El celular vibró. Un mensaje nuevo.
Lo lamento, pero no podré ir a tu graduación. Edward consiguió un nuevo empleo y tenemos que mudarnos.
El corazón me cayó al estómago. Mi madre (o lo que quedaba de ella) otra vez tenía mejores prioridades. Abrí la conversación: decenas de mis mensajes sin respuesta, uno o dos suyos. Un desequilibrio tan doloroso como evidente.
—Jodida vida la mía —susurré.
No había terminado de guardar el teléfono cuando sentí una presencia detrás. Me giré y casi me caí del susto: Park Jimin estaba ahí, a unos centímetros, demasiado cerca para que fuera casualidad.
—Te daré 300.000 wons por semana si guardas mi secreto.
Lo miré, desconcertada.
—¿Ah?
Su sonrisa era arrogante, coqueta, y me atravesaba como un cuchillo envuelto en terciopelo.
—Lo escuchaste bien. 300.000 wons. Por semana. Solo asegúrate de no abrir la boca.
Me quedé en silencio. ¿Era una broma cruel? ¿O de verdad alguien podía soltar tanto dinero como si fuera cambio para un café?
Apreté los labios.
—¿Esto es un chiste?
—No bromeo con el dinero —respondió sin inmutarse—. Y espero que lo aceptes.
Mis pensamientos corrían en círculos: ¿confiar en él o no? ¿Era otra de sus pruebas retorcidas? ¿O simplemente estaba jugando conmigo? Al final, el miedo a mi futuro pesó más que el orgullo.
—Está bien —respiré hondo, obligándome a asentir—. Lo acepto.
—Después de todo —dijo con esa sonrisa que odiaba—, sí eres una sanguijuela.
Sus palabras me atravesaron como un balde de agua helada.
Y entonces lo vi. Detrás de él, uno de sus amigos: ese chico pálido que siempre parecía un copo de nieve humano. Me miraba con desprecio abierto, como si yo ya no fuera una persona sino una categoría: la pobre que se vendió.
Tragué saliva. No lloraría. No delante de ellos. Nunca les daría ese gusto.
El camino de regreso a casa esa tarde se me hizo eterno. La ciudad parecía más oscura de lo habitual, y no por falta de luz: era yo. Caminaba entre familias que reían juntas, parejas que compartían paraguas, niños que jalaban de las manos de sus padres.
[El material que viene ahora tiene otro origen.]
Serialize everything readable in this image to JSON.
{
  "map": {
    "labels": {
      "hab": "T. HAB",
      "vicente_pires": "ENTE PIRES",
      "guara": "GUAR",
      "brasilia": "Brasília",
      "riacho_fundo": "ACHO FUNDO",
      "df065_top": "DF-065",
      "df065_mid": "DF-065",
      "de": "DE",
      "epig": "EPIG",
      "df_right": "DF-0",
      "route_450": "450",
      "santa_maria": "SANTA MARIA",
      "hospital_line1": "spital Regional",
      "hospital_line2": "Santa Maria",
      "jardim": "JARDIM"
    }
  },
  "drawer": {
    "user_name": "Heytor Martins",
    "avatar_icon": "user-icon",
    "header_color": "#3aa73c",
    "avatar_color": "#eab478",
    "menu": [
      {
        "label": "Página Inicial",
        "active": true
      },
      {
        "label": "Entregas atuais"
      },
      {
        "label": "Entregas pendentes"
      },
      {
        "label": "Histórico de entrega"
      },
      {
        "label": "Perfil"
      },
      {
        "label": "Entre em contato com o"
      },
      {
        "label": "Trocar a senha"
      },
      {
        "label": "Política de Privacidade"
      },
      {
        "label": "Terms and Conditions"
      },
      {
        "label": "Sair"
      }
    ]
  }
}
Yo los miraba de reojo y suspiraba. Alguna vez había deseado tener eso, pero ya había dejado de pedir milagros; no todos nacemos para ser escuchados.
Metí la mano en mi bolsillo y el tacto de los billetes me arrancó un suspiro. Estaba lleno. Al menos tenía la certeza de que esa semana comería bien. Pero el peso emocional… ese sí me aplastaba.
Pensé en los cuentos que me habían acompañado de niña, en esas historias donde siempre había un príncipe capaz de devolverte lo que la vida te había arrebatado. Pensé en Cenicienta, en ese zapato que encontraba el pie correcto. Y me reí sola, amarga. Disney era un mentiroso. Nos llenó la cabeza de promesas que nunca fueron para todos.
En el instituto descubrí desde el primer día cuál era mi lugar. Bastaba con una mirada a sus bolsos para saber que costaban más de lo que yo podía ahorrar en seis meses. Allí, los chicos de clase alta apostaban fajos de billetes como quien juega con caramelos.
En cambio, yo pertenecía al grupo silencioso, la clase obrera que solo intenta sobrevivir.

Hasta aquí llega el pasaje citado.